In a homogeneous Northern German population of 613 CRC patients, we observed several associations of polymorphisms in the OXPHOS chain with survival and progression of the disease. Mainly, two SNPs in the 3′-UTR region of UQCRB (complex III), rs7836698 and rs10504961, were associated with survival. The two polymorphisms were in relatively strong linkage disequilibrium (D′ = 0.98, r2 = 0.65 in the 613 samples), explaining the association observed with the two SNPs. Added to that, the two studied polymorphisms in COX6B1 (complex IV), rs6510502 in the promoter and rs10420252 in the 5′-UTR, were associated with lymph node metastasis, and rs6510502 also with distant metastasis. The two markers were in high LD (D′ = 0.97, r2 = 0.71 in the 613 samples).
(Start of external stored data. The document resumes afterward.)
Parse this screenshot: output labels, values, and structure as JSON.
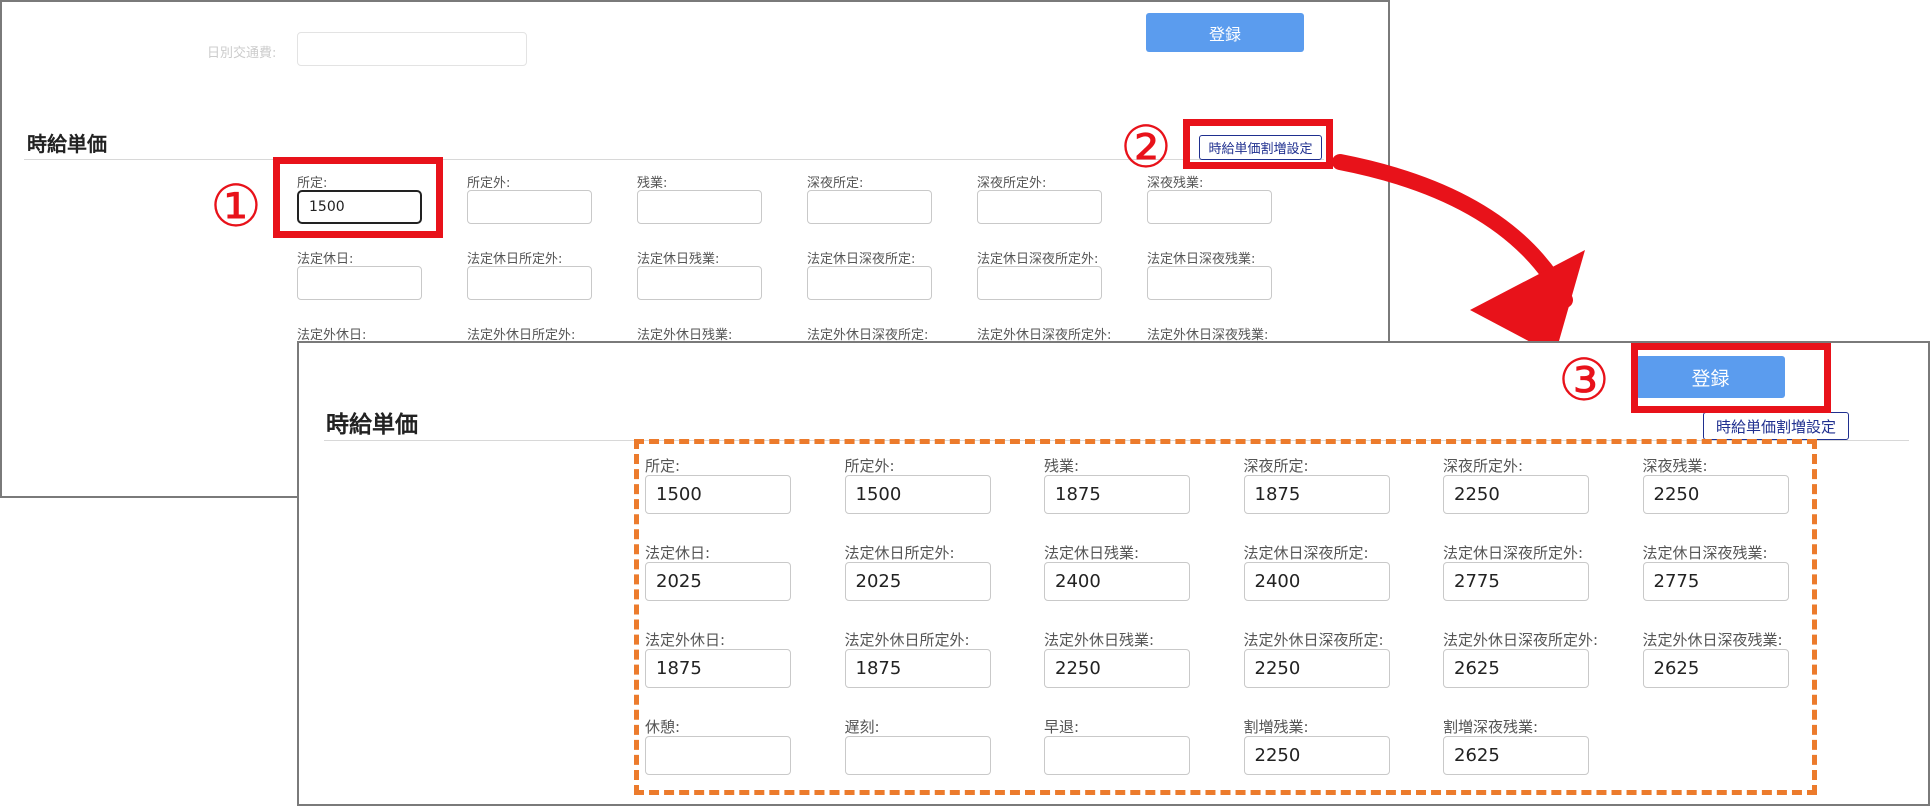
{
  "back_screen": {
    "commute_label": "日別交通費:",
    "commute_value": "",
    "register_button": "登録",
    "section_title": "時給単価",
    "surcharge_button": "時給単価割増設定",
    "rows": [
      [
        {
          "label": "所定:",
          "value": "1500"
        },
        {
          "label": "所定外:",
          "value": ""
        },
        {
          "label": "残業:",
          "value": ""
        },
        {
          "label": "深夜所定:",
          "value": ""
        },
        {
          "label": "深夜所定外:",
          "value": ""
        },
        {
          "label": "深夜残業:",
          "value": ""
        }
      ],
      [
        {
          "label": "法定休日:",
          "value": ""
        },
        {
          "label": "法定休日所定外:",
          "value": ""
        },
        {
          "label": "法定休日残業:",
          "value": ""
        },
        {
          "label": "法定休日深夜所定:",
          "value": ""
        },
        {
          "label": "法定休日深夜所定外:",
          "value": ""
        },
        {
          "label": "法定休日深夜残業:",
          "value": ""
        }
      ],
      [
        {
          "label": "法定外休日:",
          "value": ""
        },
        {
          "label": "法定外休日所定外:",
          "value": ""
        },
        {
          "label": "法定外休日残業:",
          "value": ""
        },
        {
          "label": "法定外休日深夜所定:",
          "value": ""
        },
        {
          "label": "法定外休日深夜所定外:",
          "value": ""
        },
        {
          "label": "法定外休日深夜残業:",
          "value": ""
        }
      ]
    ]
  },
  "front_screen": {
    "register_button": "登録",
    "section_title": "時給単価",
    "surcharge_button": "時給単価割増設定",
    "rows": [
      [
        {
          "label": "所定:",
          "value": "1500"
        },
        {
          "label": "所定外:",
          "value": "1500"
        },
        {
          "label": "残業:",
          "value": "1875"
        },
        {
          "label": "深夜所定:",
          "value": "1875"
        },
        {
          "label": "深夜所定外:",
          "value": "2250"
        },
        {
          "label": "深夜残業:",
          "value": "2250"
        }
      ],
      [
        {
          "label": "法定休日:",
          "value": "2025"
        },
        {
          "label": "法定休日所定外:",
          "value": "2025"
        },
        {
          "label": "法定休日残業:",
          "value": "2400"
        },
        {
          "label": "法定休日深夜所定:",
          "value": "2400"
        },
        {
          "label": "法定休日深夜所定外:",
          "value": "2775"
        },
        {
          "label": "法定休日深夜残業:",
          "value": "2775"
        }
      ],
      [
        {
          "label": "法定外休日:",
          "value": "1875"
        },
        {
          "label": "法定外休日所定外:",
          "value": "1875"
        },
        {
          "label": "法定外休日残業:",
          "value": "2250"
        },
        {
          "label": "法定外休日深夜所定:",
          "value": "2250"
        },
        {
          "label": "法定外休日深夜所定外:",
          "value": "2625"
        },
        {
          "label": "法定外休日深夜残業:",
          "value": "2625"
        }
      ],
      [
        {
          "label": "休憩:",
          "value": ""
        },
        {
          "label": "遅刻:",
          "value": ""
        },
        {
          "label": "早退:",
          "value": ""
        },
        {
          "label": "割増残業:",
          "value": "2250"
        },
        {
          "label": "割増深夜残業:",
          "value": "2625"
        }
      ]
    ]
  },
  "annotations": {
    "step1": "①",
    "step2": "②",
    "step3": "③"
  },
  "colors": {
    "highlight_red": "#e8121a",
    "dashed_orange": "#ec7b2c",
    "primary_button": "#5b9cee",
    "secondary_button_border": "#1f2f8f"
  }
}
Patients carrying the TT genotype for any of the two SNPs in the UQCRB gene had an increased CRC survival. Interestingly, the association appeared to be restricted to the group of patients with tumour located in the colon. Multivariate analyses confirmed that the association was independent of other variables associated with CRC survival, indicating that both markers might act as independent prognostic markers. In the group of patients with tumour located in the colon the hazard ratios remained low, even though the significance sometimes disappeared when other variables were included. Our results may partially explain the previously reported higher familial risk for colon than for rectal cancer, which was shown to decrease gradually from proximal colon to distal colon and to rectum [17]. Also for survival, differences have been observed between colon and rectal cancer, with rectal cancer having somewhat better survival compared to colon cancer [18].
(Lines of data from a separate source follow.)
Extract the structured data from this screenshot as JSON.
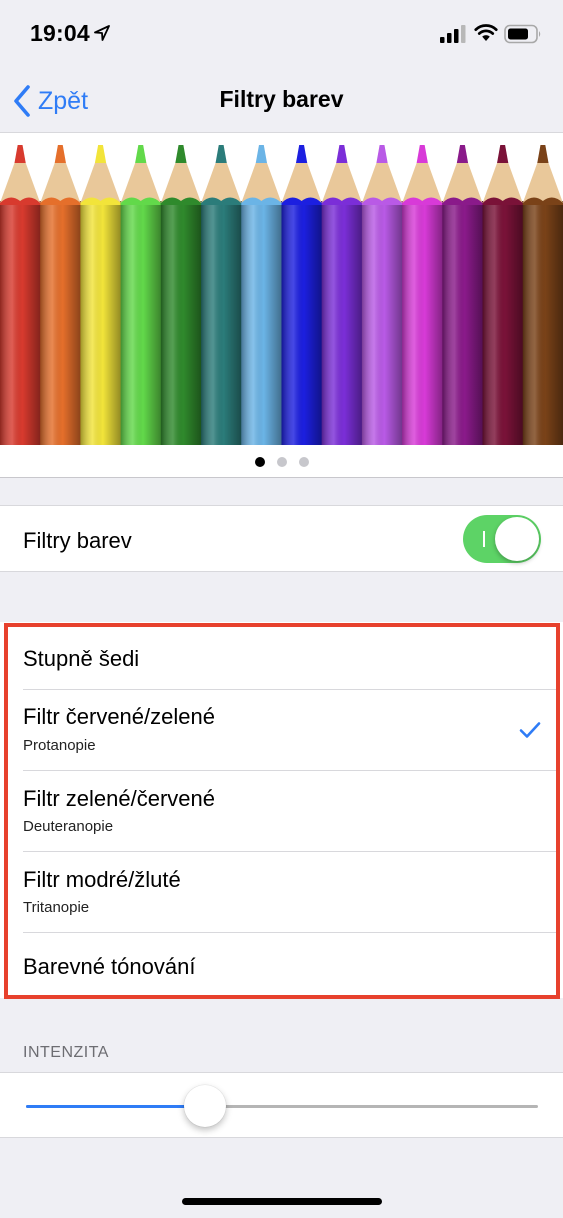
{
  "status_bar": {
    "time": "19:04",
    "icons": [
      "location-arrow-icon",
      "cellular-signal-icon",
      "wifi-icon",
      "battery-icon"
    ]
  },
  "nav": {
    "back_label": "Zpět",
    "title": "Filtry barev"
  },
  "preview": {
    "pencil_colors": [
      "#d83a2e",
      "#e56f2b",
      "#f2e43a",
      "#62d94a",
      "#2f8a2c",
      "#2b7c7a",
      "#6bb4e6",
      "#1c1fe0",
      "#7b2ed8",
      "#b95ae6",
      "#d83ad8",
      "#8a1a8a",
      "#7a1238",
      "#7a4218"
    ],
    "pages": 3,
    "active_page": 1
  },
  "toggle": {
    "label": "Filtry barev",
    "on": true
  },
  "filters": [
    {
      "title": "Stupně šedi",
      "subtitle": "",
      "selected": false
    },
    {
      "title": "Filtr červené/zelené",
      "subtitle": "Protanopie",
      "selected": true
    },
    {
      "title": "Filtr zelené/červené",
      "subtitle": "Deuteranopie",
      "selected": false
    },
    {
      "title": "Filtr modré/žluté",
      "subtitle": "Tritanopie",
      "selected": false
    },
    {
      "title": "Barevné tónování",
      "subtitle": "",
      "selected": false
    }
  ],
  "intensity": {
    "header": "INTENZITA",
    "value": 0.35
  },
  "colors": {
    "accent": "#2f7cf6",
    "switch_on": "#5dd366",
    "highlight_border": "#e7412d",
    "background": "#efeff4"
  }
}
UQCRB is one of the ten nucleus-encoded subunits of the complex III in the mitochondrial respiratory chain, the ubiquinol-cytochrome c oxidoreductase. In a genome-wide analysis of pancreatic cancer with CGH (comparative genomic hybridization) arrays, a DNA copy number variation was identified at the UQCRB locus, and this gene was suggested as a potential diagnostic marker or a therapeutic target [19]. Recently, it has been demonstrated that UQCRB plays a crucial role in the oxygen sensing mechanism that regulates responses to hypoxia. Using the small molecule terpestacin to inhibit UQCRB, tumour angiogenesis was blocked in vivo [20]. COX6B1 is one of the ten nucleus-encoded subunits of the complex IV in the mitochondrial respiratory chain, the cytochrome c oxidase. Mutations in this gene have been linked to severe infantile encephalomyopathy, a phenotype associated with cytochrome c oxidase deficiency [21]. Our results suggest that genetic variation in the regulatory regions of genes in the OXPHOS chain may associate with CRC progression. Whether such variation affects the gene expression pattern, impairs the function of mitochondria and leads to cancer development and progression remains to be elucidated.
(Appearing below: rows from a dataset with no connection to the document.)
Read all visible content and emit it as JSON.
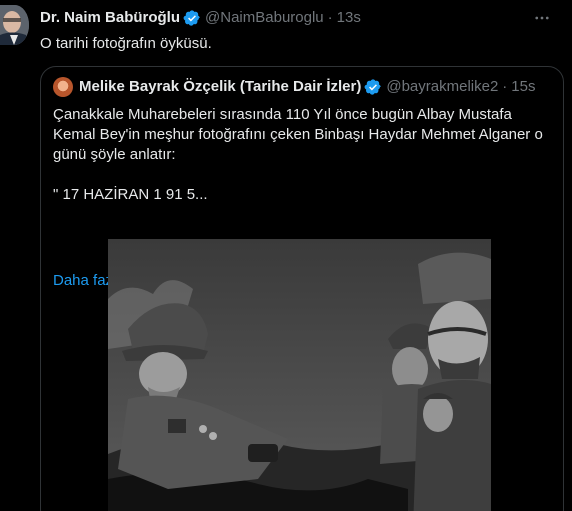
{
  "post": {
    "author_name": "Dr. Naim Babüroğlu",
    "handle": "@NaimBaburoglu",
    "separator": "·",
    "time": "13s",
    "text": "O tarihi fotoğrafın öyküsü."
  },
  "quoted": {
    "author_name": "Melike Bayrak Özçelik (Tarihe Dair İzler)",
    "handle": "@bayrakmelike2",
    "separator": "·",
    "time": "15s",
    "text_line1": "Çanakkale Muharebeleri sırasında 110 Yıl önce bugün Albay Mustafa Kemal Bey'in meşhur fotoğrafını çeken Binbaşı Haydar Mehmet Alganer o günü şöyle anlatır:",
    "text_line2": "\" 17 HAZİRAN 1 91 5...",
    "show_more": "Daha fazla göster"
  },
  "colors": {
    "background": "#000000",
    "text_primary": "#e7e9ea",
    "text_secondary": "#71767b",
    "link": "#1d9bf0",
    "verified": "#1d9bf0",
    "border": "#2f3336"
  },
  "icons": {
    "verified": "verified-badge-icon",
    "more": "more-options-icon"
  }
}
One of the polymorphisms we investigated, rs2802460, located on the promoter of ATP5C1 (complex V), was reported to regulate expression of the gene in lymphoblastoid cell lines in a genome-wide association study of global gene expression [15]. However, this SNP did not show any association with CRC survival or disease progression. A recent report has evaluated the role of 376 tagSNPs (one included in our study, rs11576415 in NDUFS2) in 78 nuclear-encoded mitochondrial genes (including ATP5C1, NDUFS2, and UQCR) in prostate cancer risk, without clear evidence of association [22]. Another recent large association study included variants from 90 genes involved in oxidative phosphorylation (including ATP5C1, COX5B, COX6B1, GAPDH, and NDUFS2) and tested their association with epithelial ovarian cancer risk; no indication of association was found [23]. To our knowledge, this is the first association study of variants in the respiratory chain with CRC survival and progression.

Conclusions

Our findings suggest a possible influence of genes in the OXPHOS chain in CRC survival and progression, and support the newly discovered Warburg’s hypothesis. This is the first report of a possible role of genes in the respiratory chain in the prognosis of CRC patients, but further independent studies are clearly needed to elucidate the validity of the results.